Saturday, February 19, 2011

X marks the spot

     Pirates?  Not really sure.  X marks the spot is a pretty clichéd saying, and you’d think that pirates would recognize after a while that if they keep on using the same mark for their treasure spot, someone else might find it as well.  Might as well mix it up a little bit, throw some O’s there for good measure.  Makes me wonder if there were just like illegal banks back then.  Kind of a decent idea, just like a regular bank in public, but then it holds all this laundered money particularly from pirates.  I mean, they probably couldn’t prevent too many stick ups of said “bank”, but if they could I mean.  Beats digging holes and having other people find it for sure. 

Friday, February 11, 2011

Album Review

     The last full album I listened to was Year Zero, by the group Nine Inch Nails.  Five of the sixteen tracks on the album are fairly well known by the public, but for the most part each song on the album is public worthy.  “The Beginning of the End”, “Survivalism”, “Capital G”, “The Great Destroyer” and “Meet Your Master” are the strongest tracks, and have received a fair amount of praise.  Some songs, such as “Zero Sum”, “The Greater Good”, and “Another Version of the Truth”, seem to drag on, leading only to disappointment after the buildups with dreary and inconsistent choruses. 
     By the standards of the man behind the project, Trent Reznor, the album is very unlike any other albums he has done before.  The album seems less experimental, and appears to follow more set song structures.  Year zero tries to appeal to every angle, not particularly focusing on one sound over another, though the drone and laptop-type electronic sharp tunes contrast against one another in almost every song.  It is far less instrument-based than his earlier album, simply and purely set noise, often blurring to set an interesting contrast.
     The songs are sudden, and definitely not something to simply relax to.  With its art rock influences, it keeps one aware the entire album.  One cannot deny the brilliance of Trent Reznor, a pioneer in the genre.
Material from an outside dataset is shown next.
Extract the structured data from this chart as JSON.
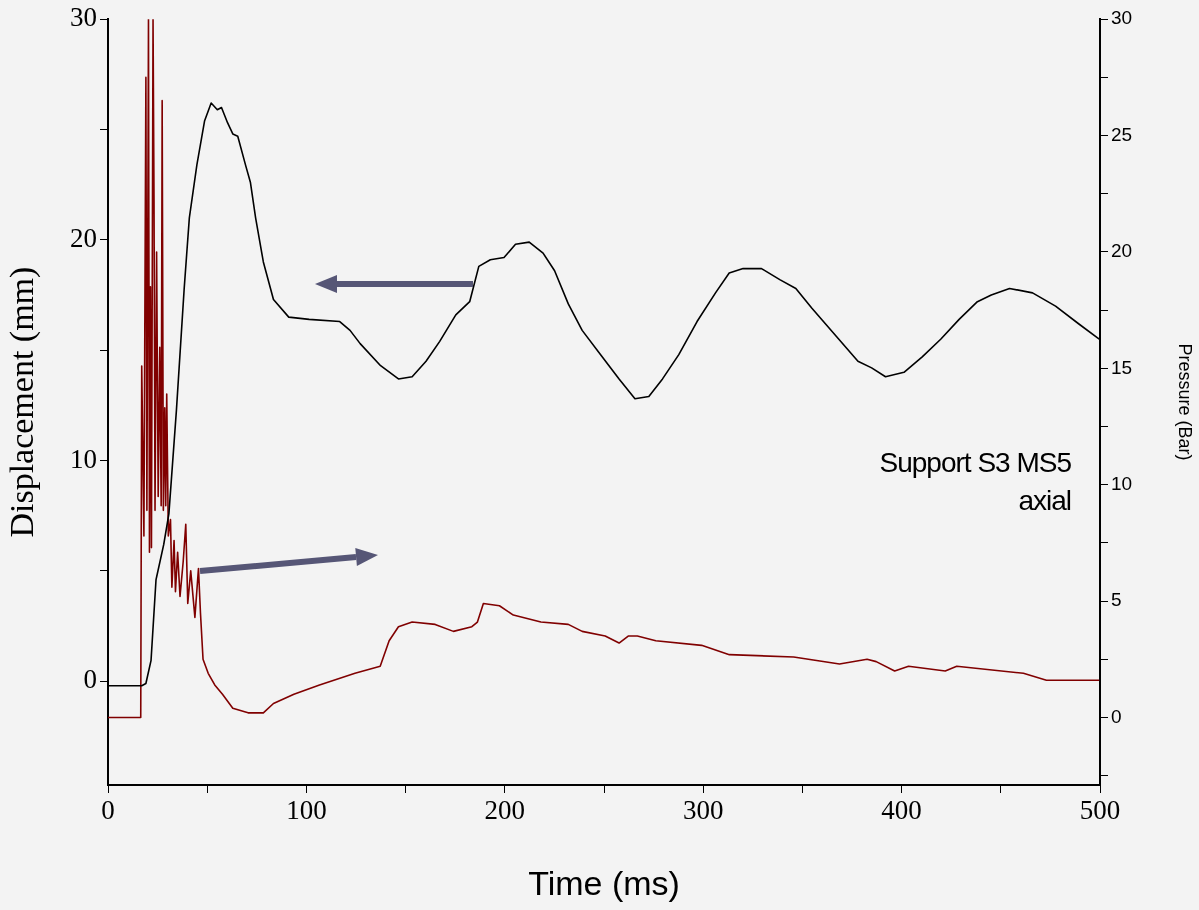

The amount of care put in each song is evident, unlike some of his other, more experimental work (at one point, he had released four albums worth of music all at once, completed in only a couple months).  All in all, a wonderful album that has surely gotten well deserved recognition.

Tuesday, February 8, 2011

I know this means something

In fifty years, who knows what this world will be like? Will it even exist anymore? Will we?
     Maybe none of that is really important.  The thing that really matters, the thing I know means something, is that everything is remembered.  What happened in the past may not affect those that live on in the future, we couldn’t possibly know that.  But what does matter is that at the very least, things are portrayed, and known.  If something is forgotten, it is as if it never existed.  It seems disrespectful to me, more than that even. If we change how things are remembered, we change their perceptions, and how things happen or are supposed to. 
     How things are perceived are different depending on the viewer.  And likewise, how something is remembered varies from person to person or society to society.  However, the facts can be recited through memory, and have the perceptions of others judge the event or such.  Things being recorded are useless if the knowledge will not be remembered.  Everything that happens should be remembered, even if only by a single person at a time.